The case is Spavone v. New York State Department of Correctional Services, decided on June 20. Plaintiff is in the big house, having committed some felonies. He has post-traumatic stress disorder from fighting with the Contras in Nicaragua more than 20 years ago. He also experienced the 9/11 terrorist attacks first-hand. He wanted a medical leave of absence to deal with his PTSD. That leave of absence would take him out of jail to deal with his psychological issues. Under state law, a medical leave of absence is available for surgery if "absolutely necessary to the health and well-being of the inmate." These leaves are difficult to get, though. In 2008, DOCS granted 19 leaves of absence for a prison population of over 60,000.

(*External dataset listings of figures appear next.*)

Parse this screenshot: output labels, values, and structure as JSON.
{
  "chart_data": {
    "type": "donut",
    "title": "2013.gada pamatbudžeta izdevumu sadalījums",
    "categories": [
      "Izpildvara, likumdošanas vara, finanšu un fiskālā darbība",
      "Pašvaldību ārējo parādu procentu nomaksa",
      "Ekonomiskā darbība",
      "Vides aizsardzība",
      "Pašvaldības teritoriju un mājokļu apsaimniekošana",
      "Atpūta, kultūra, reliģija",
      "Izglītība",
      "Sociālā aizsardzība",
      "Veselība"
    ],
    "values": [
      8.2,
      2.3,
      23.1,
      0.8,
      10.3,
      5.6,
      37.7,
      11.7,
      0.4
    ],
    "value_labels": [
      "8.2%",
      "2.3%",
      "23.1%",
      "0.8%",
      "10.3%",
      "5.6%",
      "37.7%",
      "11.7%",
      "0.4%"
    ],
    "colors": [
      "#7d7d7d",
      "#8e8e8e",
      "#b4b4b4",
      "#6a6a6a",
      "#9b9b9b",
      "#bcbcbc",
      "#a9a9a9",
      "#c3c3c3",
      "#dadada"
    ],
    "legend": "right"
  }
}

The problem for Spavone is that he wants a medical leave of absence for PTSD. State law does not specifically provide for that kind of leave; it only covers physical ailments. His request for a medical leave of absence was denied, so he sues under the Constitution. He claims that the distinction between leaves of absence for physical ailments (covered under the law) and mental ailments (not covered) violates equal protection.
Interesting issue. If you follow equal protection jurisprudence, a classification violates the Constitution if it discriminates on the basis of a protected characteristic, such as race or gender. Otherwise, the government wins the case if it can show a rational basis for the distinction. The Second Circuit (Leval, Katzmann and Livingston) applies rational-basis review, which is the kiss of death in these cases, but not always fatal.
Spavone loses because he has not shown that the defendants -- individual jail officials -- could have reasonably believed that the mental/physical treatment distinction violated the Constitution. This is because, in light of an agreement between DOCS and the Office of Mental Health, they had reason to believe that basic mental health treatment -- including residential programs -- were available to inmates like Spavone. Since defendants had reason to think that this treatment was available to plaintiff, they are entitled to qualified immunity, and the case is dismissed.